Je me suis entendu à ce sujet avec M. Wasowicz, directeur du musée, qui s’est déclaré prêt d’en assurer, par ses propres moyens, le transport de Kietrz à Auschwitz pour les garder, d’une part, comme objets d’exposition, et, de l’autre, comme éléments de preuves susceptibles de servir à l’ avenir.

 

Et c’est ainsi, pensera le touriste d’Auschwitz, que la magnifique tresse blonde qui trône au milieu du tas de cheveux qu’on lui présente aujourd’hui comme ayant appartenu à des femmes «gazées» peut très bien avoir appartenu à une Silésienne allemande qui aurait sacrifié sa chevelure à l’effort de guerre allemand.

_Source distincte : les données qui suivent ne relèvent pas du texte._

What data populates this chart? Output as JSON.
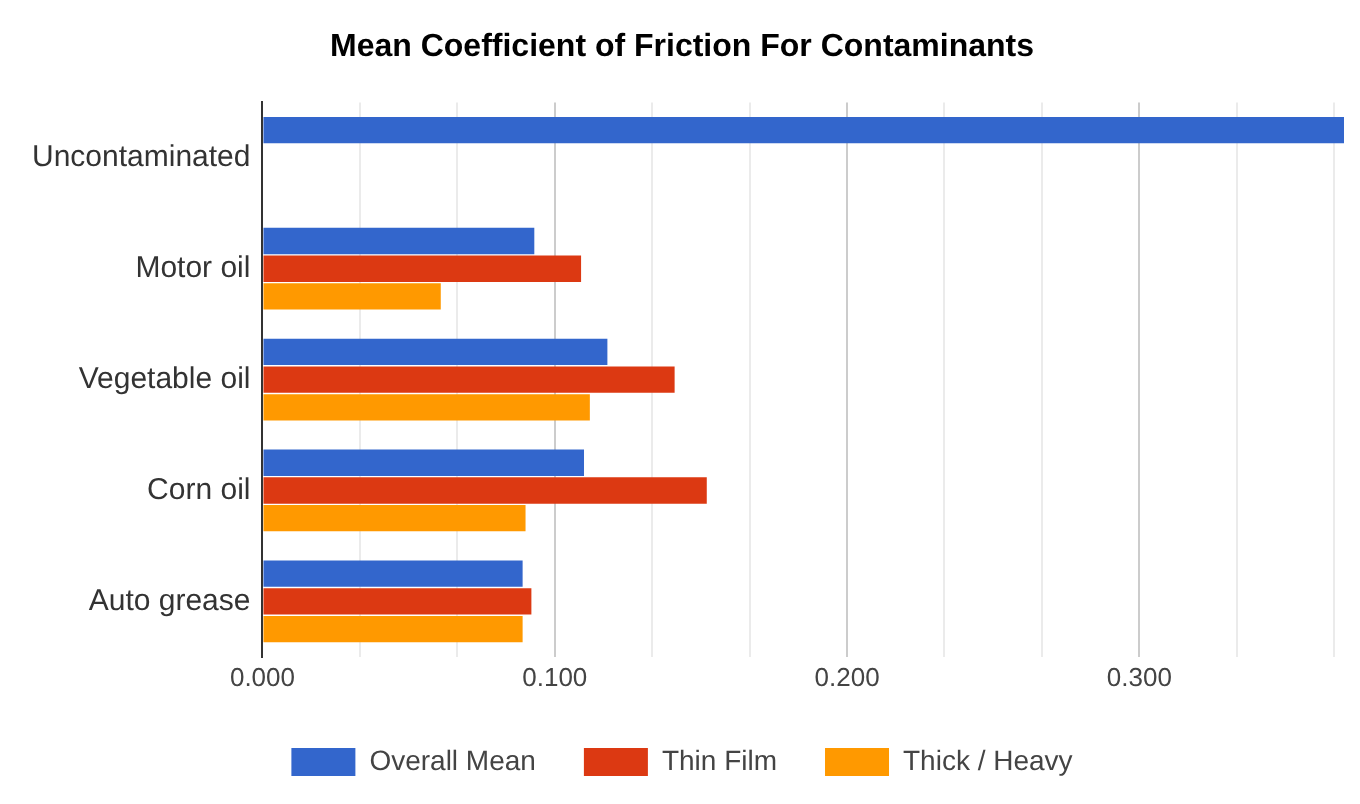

De toute façon, ces étalages muséographiques de cheveux, de lunettes, de blaireaux, de chaussures, de béquilles n’ont pas grand sens. Dans toute l’Europe en guerre, chez tous les coiffeurs, on faisait de la récupération de cheveux. On « récupérait » d’ailleurs et on rassemblait dans toutes sortes de dépôts toutes sortes de matériaux ou d’objets. Dans les usines, dans les prisons, dans les camps de travail ou de concentration, on utilisait une main-d’œuvre considérable pour le traitement ou le retraitement de ce qu’on avait récupéré. Certains camps de concentration contenaient de véritables usines de fabrication de chaussures ou de vêtements. Aujourd’hui, le touriste abusé se voit présenter tous ces objets comme autant de preuves de la barbarie allemande. Il est sûr que certains de ces objets ont pu appartenir à des internés dépouillés après leur mort. Mais il en allait de même pour les dépouilles des populations civiles allemandes recueillies, après chaque bombardement, par des équipes d’internés conduites sur les lieux à déblayer. Il en allait de même pour les dépouilles des soldats allemands concentrés dans des dépôts militaires.

L’Allemagne était engagée dans un formidable conflit et subissait un blocus presque total. On essayait de gâcher le moins possible et de récupérer le plus possible.

Mais le touriste est si facile à tromper. Pourquoi ne pas en profiter ? C’est un rêveur. Nourrissons ses rêves, n’est-ce pas, surtout s’ils sont malsains. D’Auschwitz, qui fut un lieu de souffrances et de drames, les communistes polonais ont fait une sorte de Disneyland.